Vladimir Putin: I have already answered that on the whole, I feel that our trade and economic relations are developing positively. This means consistent growth, of course not counting trade, which saw a slight decline associated with the global financial crisis. But I think that we will quickly make up for the time we lost in the past year.

A sign of this is investment growth, primarily Austrian investment in the Russian economy. You know, almost 2,000 companies with 100% Austrian capital or with (mixed) allied Russian-Austrian capital are operating in Russia. This is a very good indicator.

But we lack, and you also mentioned this in your question, we lack significant depth and diversification. Of course, I would very much like us to develop our relations in engineering: we could seize this opportunity in the ongoing construction of major facilities in Sochi, where the experience of Austrian builders and experts would be extremely in demand.

Of course, I would like us to develop our contacts and for our mutual interest in high-tech production to grow. I recently talked with our co-chairman of the Intergovernmental Commission. Of course, we would like those advantages that the Austrian economy has in, for example, information technology, to work for the common good.

All of this will be the subject of our negotiations today.

Question: Good afternoon, Interfax News Agency. I have a question for both the Chancellor and the Prime Minister. Have you discussed the issue of abolishing the visa regime with the Russian Federation? A number of European countries support this idea. What is Austria's position? Mr Putin, what will this mean for Russian citizens and for Europe, if it ever happens? Thank you.

Werner Fayman (as translated): We did not have enough to discuss the problem in detail. We have not raised this issue yet, but, of course, I have researched it quite well within the context of the European Union.

We are involved in the process of negotiations in European Union on all issues related to the visa regime.
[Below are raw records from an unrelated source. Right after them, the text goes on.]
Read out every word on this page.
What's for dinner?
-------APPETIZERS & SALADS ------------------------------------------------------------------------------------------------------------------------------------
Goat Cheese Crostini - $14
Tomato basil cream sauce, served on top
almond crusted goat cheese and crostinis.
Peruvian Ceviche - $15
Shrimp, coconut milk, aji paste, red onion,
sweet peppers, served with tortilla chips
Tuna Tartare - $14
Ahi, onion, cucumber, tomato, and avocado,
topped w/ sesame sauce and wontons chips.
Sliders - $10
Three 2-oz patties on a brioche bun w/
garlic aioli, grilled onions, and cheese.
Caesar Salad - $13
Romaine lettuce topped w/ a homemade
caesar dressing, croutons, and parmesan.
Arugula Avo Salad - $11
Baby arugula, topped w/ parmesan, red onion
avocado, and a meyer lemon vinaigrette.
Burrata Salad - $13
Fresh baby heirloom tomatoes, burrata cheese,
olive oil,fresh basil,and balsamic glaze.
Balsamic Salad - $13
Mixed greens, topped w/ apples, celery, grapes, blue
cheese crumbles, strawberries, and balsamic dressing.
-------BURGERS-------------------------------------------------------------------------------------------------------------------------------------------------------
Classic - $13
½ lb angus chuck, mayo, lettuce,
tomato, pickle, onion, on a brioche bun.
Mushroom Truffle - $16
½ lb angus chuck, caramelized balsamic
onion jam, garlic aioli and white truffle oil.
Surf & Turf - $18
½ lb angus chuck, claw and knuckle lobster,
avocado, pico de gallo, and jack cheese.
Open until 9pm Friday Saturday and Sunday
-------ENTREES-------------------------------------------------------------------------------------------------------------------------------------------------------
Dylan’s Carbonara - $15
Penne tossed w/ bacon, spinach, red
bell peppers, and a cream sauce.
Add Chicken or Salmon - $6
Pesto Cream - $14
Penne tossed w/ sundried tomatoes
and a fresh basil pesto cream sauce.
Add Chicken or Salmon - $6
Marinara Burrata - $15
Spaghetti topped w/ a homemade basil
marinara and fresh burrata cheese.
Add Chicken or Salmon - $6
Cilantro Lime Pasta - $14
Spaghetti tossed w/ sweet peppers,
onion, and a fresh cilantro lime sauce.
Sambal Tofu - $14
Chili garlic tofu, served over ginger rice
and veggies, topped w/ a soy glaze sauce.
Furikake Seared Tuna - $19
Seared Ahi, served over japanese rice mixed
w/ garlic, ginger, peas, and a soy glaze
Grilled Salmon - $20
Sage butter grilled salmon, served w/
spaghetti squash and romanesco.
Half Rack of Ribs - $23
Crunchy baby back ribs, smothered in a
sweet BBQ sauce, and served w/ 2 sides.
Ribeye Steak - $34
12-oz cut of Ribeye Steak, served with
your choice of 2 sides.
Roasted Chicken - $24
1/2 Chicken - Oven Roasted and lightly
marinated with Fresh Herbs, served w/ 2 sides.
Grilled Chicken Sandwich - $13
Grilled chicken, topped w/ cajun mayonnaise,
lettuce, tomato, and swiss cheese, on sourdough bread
We are actively participating in these negotiations and we, of course, still have time to discuss this issue in detail.

Vladimir Putin: We have not yet begun to discuss that issue. But we will certainly talk about both sides' visa provision. We understand perfectly that Austria must act within the framework of the European Union and its collective decisions. But this dialogue is developing well both with the European Union and with individual European countries.
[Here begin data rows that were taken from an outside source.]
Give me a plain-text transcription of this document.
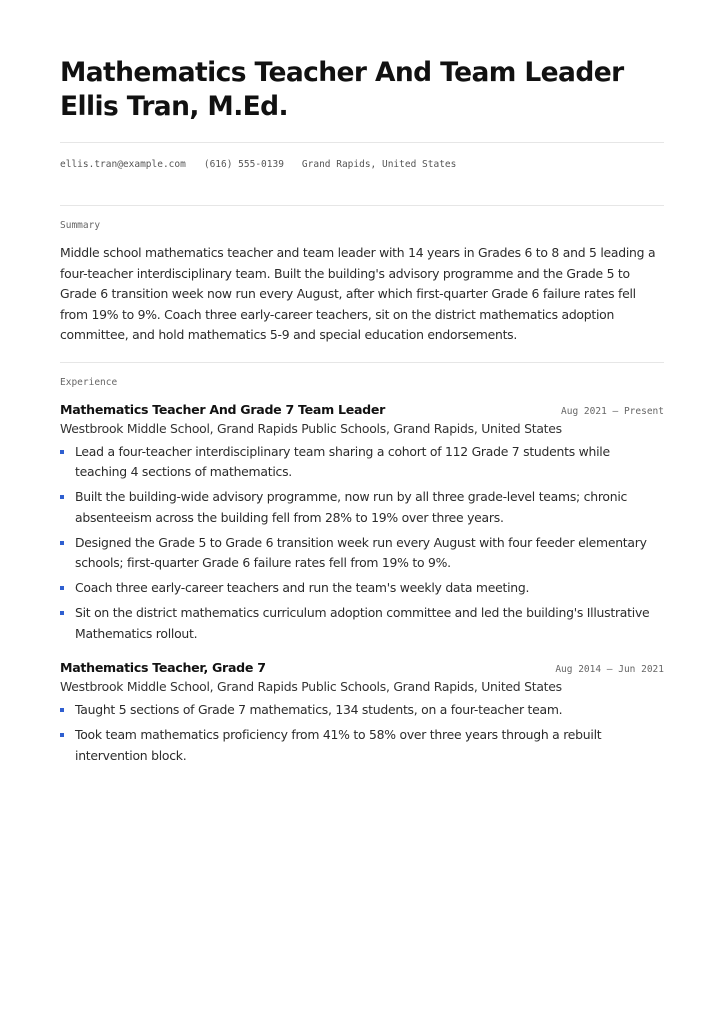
Mathematics Teacher And Team Leader
Ellis Tran, M.Ed.
ellis.tran@example.com (616) 555-0139 Grand Rapids, United States
Summary

Middle school mathematics teacher and team leader with 14 years in Grades 6 to 8 and 5 leading a four-teacher interdisciplinary team. Built the building's advisory programme and the Grade 5 to Grade 6 transition week now run every August, after which first-quarter Grade 6 failure rates fell from 19% to 9%. Coach three early-career teachers, sit on the district mathematics adoption committee, and hold mathematics 5-9 and special education endorsements.

Experience
Mathematics Teacher And Grade 7 Team Leader	Aug 2021 – Present
Westbrook Middle School, Grand Rapids Public Schools, Grand Rapids, United States
Lead a four-teacher interdisciplinary team sharing a cohort of 112 Grade 7 students while teaching 4 sections of mathematics.
Built the building-wide advisory programme, now run by all three grade-level teams; chronic absenteeism across the building fell from 28% to 19% over three years.
Designed the Grade 5 to Grade 6 transition week run every August with four feeder elementary schools; first-quarter Grade 6 failure rates fell from 19% to 9%.
Coach three early-career teachers and run the team's weekly data meeting.
Sit on the district mathematics curriculum adoption committee and led the building's Illustrative Mathematics rollout.
Mathematics Teacher, Grade 7	Aug 2014 – Jun 2021
Westbrook Middle School, Grand Rapids Public Schools, Grand Rapids, United States
Taught 5 sections of Grade 7 mathematics, 134 students, on a four-teacher team.
Took team mathematics proficiency from 41% to 58% over three years through a rebuilt intervention block.
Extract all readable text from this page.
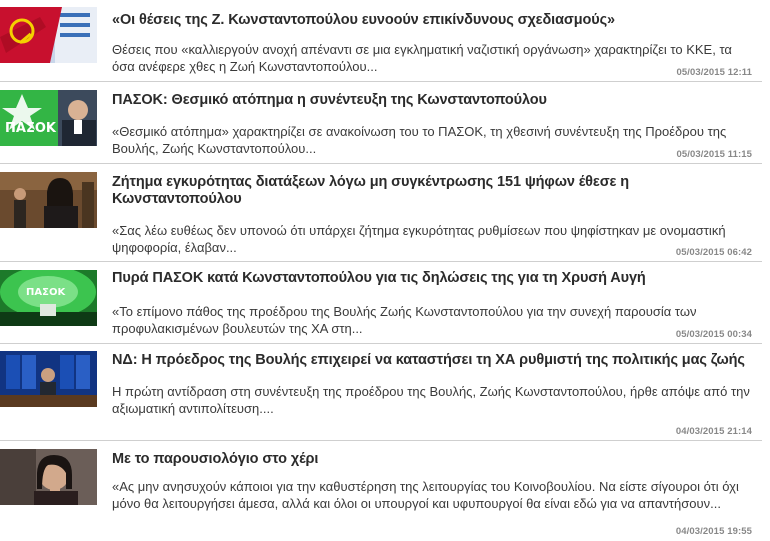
«Οι θέσεις της Ζ. Κωνσταντοπούλου ευνοούν επικίνδυνους σχεδιασμούς»
Θέσεις που «καλλιεργούν ανοχή απέναντι σε μια εγκληματική ναζιστική οργάνωση» χαρακτηρίζει το ΚΚΕ, τα όσα ανέφερε χθες η Ζωή Κωνσταντοπούλου...	05/03/2015 12:11
ΠΑΣΟΚ
ΠΑΣΟΚ: Θεσμικό ατόπημα η συνέντευξη της Κωνσταντοπούλου
«Θεσμικό ατόπημα» χαρακτηρίζει σε ανακοίνωση του το ΠΑΣΟΚ, τη χθεσινή συνέντευξη της Προέδρου της Βουλής, Ζωής Κωνσταντοπούλου...	05/03/2015 11:15
Ζήτημα εγκυρότητας διατάξεων λόγω μη συγκέντρωσης 151 ψήφων έθεσε η Κωνσταντοπούλου
«Σας λέω ευθέως δεν υπονοώ ότι υπάρχει ζήτημα εγκυρότητας ρυθμίσεων που ψηφίστηκαν με ονομαστική ψηφοφορία, έλαβαν...	05/03/2015 06:42
ΠΑΣΟΚ
Πυρά ΠΑΣΟΚ κατά Κωνσταντοπούλου για τις δηλώσεις της για τη Χρυσή Αυγή
«Το επίμονο πάθος της προέδρου της Βουλής Ζωής Κωνσταντοπούλου για την συνεχή παρουσία των προφυλακισμένων βουλευτών της ΧΑ στη...	05/03/2015 00:34
ΝΔ: Η πρόεδρος της Βουλής επιχειρεί να καταστήσει τη ΧΑ ρυθμιστή της πολιτικής μας ζωής
Η πρώτη αντίδραση στη συνέντευξη της προέδρου της Βουλής, Ζωής Κωνσταντοπούλου, ήρθε απόψε από την αξιωματική αντιπολίτευση....
04/03/2015 21:14
Με το παρουσιολόγιο στο χέρι
«Ας μην ανησυχούν κάποιοι για την καθυστέρηση της λειτουργίας του Κοινοβουλίου. Να είστε σίγουροι ότι όχι μόνο θα λειτουργήσει άμεσα, αλλά και όλοι οι υπουργοί και υφυπουργοί θα είναι εδώ για να απαντήσουν...
04/03/2015 19:55
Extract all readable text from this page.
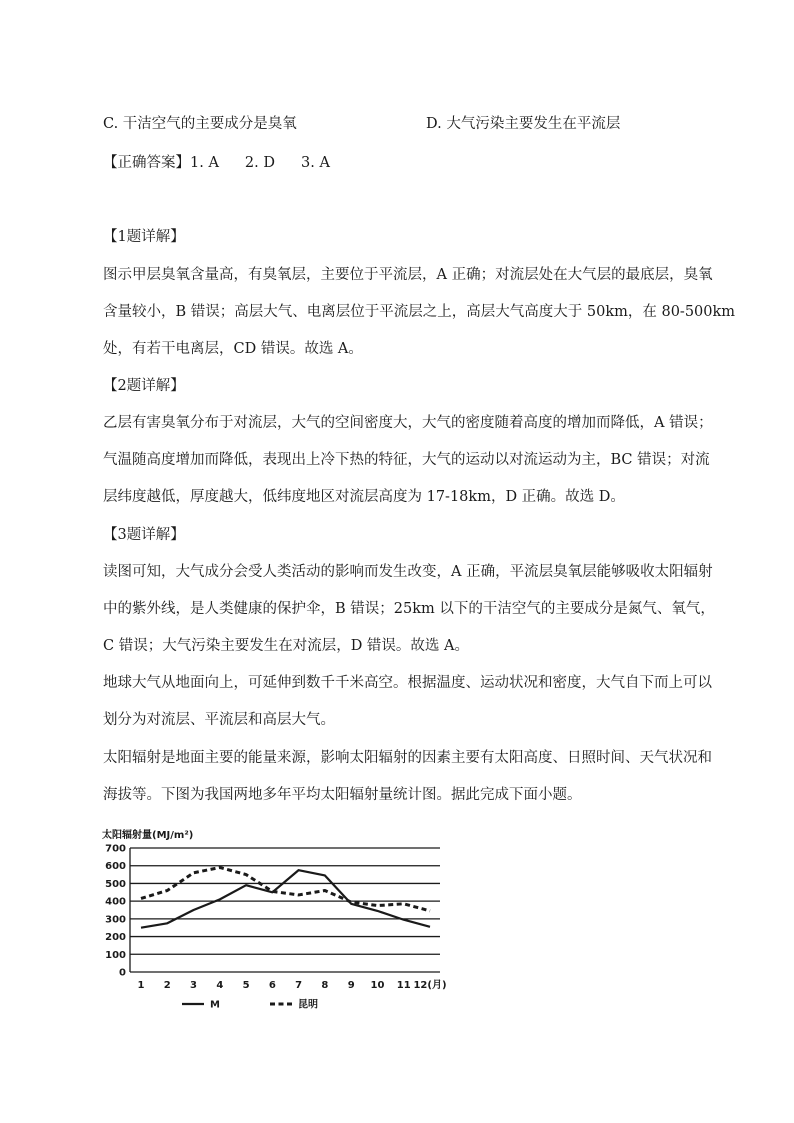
C. 干洁空气的主要成分是臭氧	D. 大气污染主要发生在平流层
【正确答案】1. A 2. D 3. A
【1题详解】
图示甲层臭氧含量高，有臭氧层，主要位于平流层，A 正确；对流层处在大气层的最底层，臭氧
含量较小，B 错误；高层大气、电离层位于平流层之上，高层大气高度大于 50km，在 80-500km
处，有若干电离层，CD 错误。故选 A。
【2题详解】
乙层有害臭氧分布于对流层，大气的空间密度大，大气的密度随着高度的增加而降低，A 错误；
气温随高度增加而降低，表现出上冷下热的特征，大气的运动以对流运动为主，BC 错误；对流
层纬度越低，厚度越大，低纬度地区对流层高度为 17-18km，D 正确。故选 D。
【3题详解】
读图可知，大气成分会受人类活动的影响而发生改变，A 正确，平流层臭氧层能够吸收太阳辐射
中的紫外线，是人类健康的保护伞，B 错误；25km 以下的干洁空气的主要成分是氮气、氧气，
C 错误；大气污染主要发生在对流层，D 错误。故选 A。
地球大气从地面向上，可延伸到数千千米高空。根据温度、运动状况和密度，大气自下而上可以
划分为对流层、平流层和高层大气。
太阳辐射是地面主要的能量来源，影响太阳辐射的因素主要有太阳高度、日照时间、天气状况和
海拔等。下图为我国两地多年平均太阳辐射量统计图。据此完成下面小题。
太阳辐射量(MJ/m²)
0
100
200
300
400
500
600
700
1 2 3 4 5 6 7 8 9 10 11 12(月)
M	昆明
Some EU countries are using the opportunities afforded by Europe-wide agreements and are moving towards a degree of liberalisation in their bilateral relations.

But on the whole, of course, we must think about arranging these relations with the European Union as a whole.
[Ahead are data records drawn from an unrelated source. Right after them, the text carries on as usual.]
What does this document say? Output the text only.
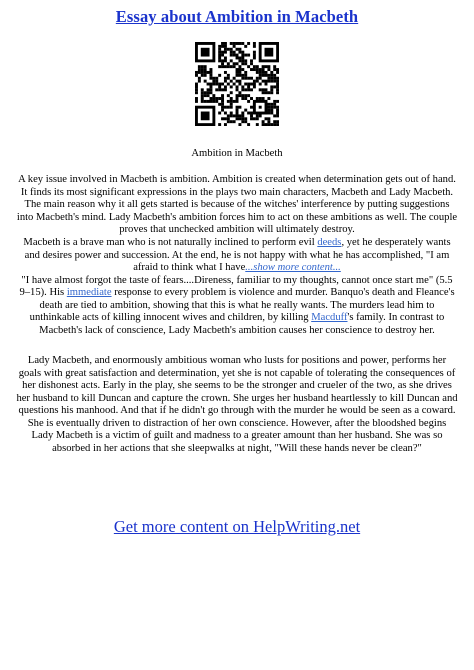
Essay about Ambition in Macbeth
Ambition in Macbeth
A key issue involved in Macbeth is ambition. Ambition is created when determination gets out of hand. It finds its most significant expressions in the plays two main characters, Macbeth and Lady Macbeth. The main reason why it all gets started is because of the witches' interference by putting suggestions into Macbeth's mind. Lady Macbeth's ambition forces him to act on these ambitions as well. The couple proves that unchecked ambition will ultimately destroy.
Macbeth is a brave man who is not naturally inclined to perform evil deeds, yet he desperately wants and desires power and succession. At the end, he is not happy with what he has accomplished, "I am afraid to think what I have...show more content...
"I have almost forgot the taste of fears....Direness, familiar to my thoughts, cannot once start me" (5.5 9–15). His immediate response to every problem is violence and murder. Banquo's death and Fleance's death are tied to ambition, showing that this is what he really wants. The murders lead him to unthinkable acts of killing innocent wives and children, by killing Macduff's family. In contrast to Macbeth's lack of conscience, Lady Macbeth's ambition causes her conscience to destroy her.
Lady Macbeth, and enormously ambitious woman who lusts for positions and power, performs her goals with great satisfaction and determination, yet she is not capable of tolerating the consequences of her dishonest acts. Early in the play, she seems to be the stronger and crueler of the two, as she drives her husband to kill Duncan and capture the crown. She urges her husband heartlessly to kill Duncan and questions his manhood. And that if he didn't go through with the murder he would be seen as a coward. She is eventually driven to distraction of her own conscience. However, after the bloodshed begins Lady Macbeth is a victim of guilt and madness to a greater amount than her husband. She was so absorbed in her actions that she sleepwalks at night, "Will these hands never be clean?"
Get more content on HelpWriting.net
Our Austrian colleagues support us on this road. What does that give us?

You know, whoever we may meet, whichever country in which we hold meetings with business circles, everyone one asks us, asks me, the same question: how can the issue of liberalising the visa regime be resolved?

The Russian side is asked virtually the same question in every single European country. I always answer that such problems can only be solved on a mutual and bilateral basis.

It needs to be said that both our Austrian and European colleagues understand this, in the broadest sense of the word. We are seeking to resolve complex issues associated with securing our borders and other procedures, such as readmission.

We have already taken many steps to meet each other halfway. I hope that we will continue moving further in this direction.

What will this mean? I already said that business circles are interested. Of course, this will significantly ease contact between people and will simply create a common European cultural space.

But it will also be economically important. If today, say, there are 200,000 Russian tourists in Austria, and they play a certain role in the economy, then after this there will immediately be a minimum of one million. We have a million in Turkey now.

Why am I giving this figure? Because almost a million Russian tourists travel to Turkey each year and there is practically a visa-free regime there for them. Whenever a visa-free regime is introduced, the number of compatriots travelling to the country in question increases exponentially. Exponentially! And the benefit is obvious. We will continue our work.